J’ai déjà dénoncé haut et fort dans une lettre à Vigile l’idée de Pauline Marois d’enseigner l’histoire et la géographie en anglais aux petits francophones. J’avais cru comprendre dans les jours qui suivirent qu’elle s’était rétractée et avait abandonné ce projet. On le voit maintenant, c’était mal connaître la « cheuffe ».
Ce qui me trouble profondément, c’est le silence – peu importe qu’il soit consentant, poli ou embarrassé – des partisans péquistes à l’égard de l’annonce officielle de leur dirigeante qu’effectivement, si elle est élue, elle verra à ce que l’histoire et la géographie entre autres s’enseignent en anglais à la fin du primaire. La réaction la plus défavorable jusqu’ici est venue d’une fédéraliste indéfectible, Lysiane Gagnon.
Pourtant l’affaire n’est pas banale ni sans conséquence. C’est le début très net de la bilinguisation de notre système d’enseignement. C’est renforcer le message déjà très présent que l’anglais est ce qui prime en matière de langue au Québec comme ailleurs. C’est entrer dans le processus qu’ont suivi les Franco-Américains depuis les années 1920 et qui a conduit à la disparition du français dans ce milieu qui a déjà compté près d’un million et demi de francophones : écoles française – écoles bilingues – écoles anglaises.
Madame Marois aura beau prêcher pour une nouvelle loi 101 (sans toutefois le CEGEP français obligatoire pour les non-anglophones, notons-le bien), si les élèves francophones initiés au bilinguisme intégral à l’école se tournent vers des produits culturels anglais (films, DVD, journaux, livres, etc.), l’avenir s’annoncera très sombre pour le français au Québec. Déjà que l’attrait de l’anglais chez les jeunes fait des ravages (dans la foulée des Simple Plan et autres Pascale Picard sous la bénédiction de Guy A. Lepage).
Récemment, Christian Dufour, un nationaliste très modéré, a senti le besoin d’alerter l’opinion sur les progrès importants du bilinguisme au Québec. De son propre aveu, ce sont les déclarations de Pauline Marois en faveur de « Québécois parfaitement bilingues » qui l’ont incité à écrire son essai Les Québécois et l’anglais, Le retour du mouton. Ce livre est plein d’analyses et d’interrogations sur la place présente et future du français chez nous.

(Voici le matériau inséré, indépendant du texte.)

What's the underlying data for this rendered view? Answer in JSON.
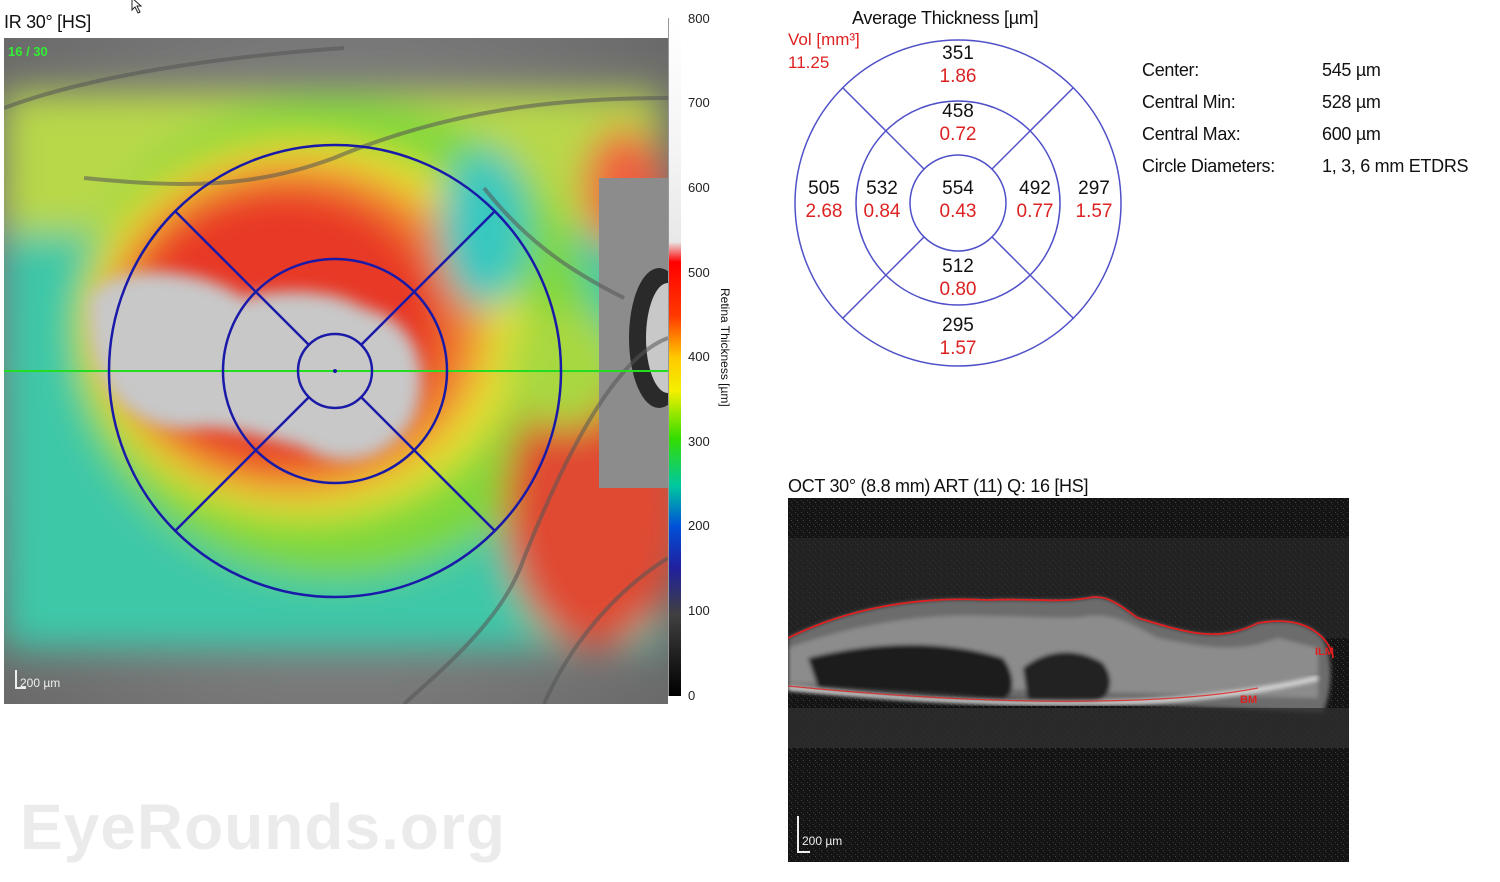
{
  "ir": {
    "title": "IR 30° [HS]",
    "overlay_label": "16 / 30",
    "scale_label": "200 µm"
  },
  "colorbar": {
    "ticks": [
      "800",
      "700",
      "600",
      "500",
      "400",
      "300",
      "200",
      "100",
      "0"
    ],
    "axis_title": "Retina Thickness [µm]"
  },
  "etdrs": {
    "title": "Average Thickness [µm]",
    "vol_label": "Vol [mm³]",
    "vol_value": "11.25",
    "center": {
      "thickness": "554",
      "volume": "0.43"
    },
    "inner_superior": {
      "thickness": "458",
      "volume": "0.72"
    },
    "inner_inferior": {
      "thickness": "512",
      "volume": "0.80"
    },
    "inner_temporal": {
      "thickness": "532",
      "volume": "0.84"
    },
    "inner_nasal": {
      "thickness": "492",
      "volume": "0.77"
    },
    "outer_superior": {
      "thickness": "351",
      "volume": "1.86"
    },
    "outer_inferior": {
      "thickness": "295",
      "volume": "1.57"
    },
    "outer_temporal": {
      "thickness": "505",
      "volume": "2.68"
    },
    "outer_nasal": {
      "thickness": "297",
      "volume": "1.57"
    }
  },
  "stats": {
    "center_label": "Center:",
    "center_value": "545 µm",
    "min_label": "Central Min:",
    "min_value": "528 µm",
    "max_label": "Central Max:",
    "max_value": "600 µm",
    "diam_label": "Circle Diameters:",
    "diam_value": "1, 3, 6 mm ETDRS"
  },
  "oct": {
    "title": "OCT 30° (8.8 mm) ART (11) Q: 16 [HS]",
    "ilm_label": "ILM",
    "bm_label": "BM",
    "scale_label": "200 µm"
  },
  "watermark": "EyeRounds.org",
  "colors": {
    "grid": "#1a1aa8",
    "scan_line": "#22dd22",
    "volume_text": "#dd2222",
    "ilm_line": "#e02020"
  }
}
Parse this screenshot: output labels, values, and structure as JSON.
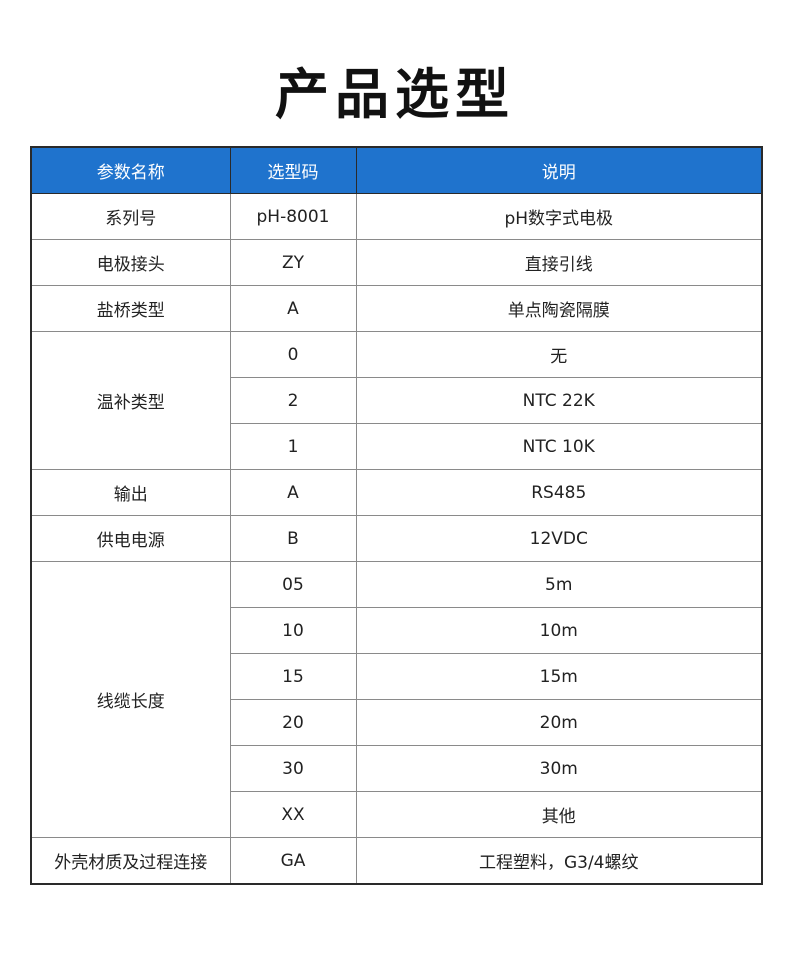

Le constat n’est pas particulièrement optimiste.
Pendant ce temps, que font les indépendantistes ? Font-ils semblant de ne pas entendre ? Se bouchent-ils les oreilles en même temps que le nez en s’apprêtant à voter PQ ? Ils se font grandement illusion. Comment croire qu’un gouvernement Marois 1- ferait avancer la cause souverainiste en ayant gardé le silence pendant toute la campagne sur ce sujet, 2- serait un bon défenseur du français en décrétant la bilinguisation des écoles ?
Pour ma part, je voterai selon mes convictions souverainistes et profrançaises, et ces convictions ne m’amènent pas vers le PQ à l’heure actuelle.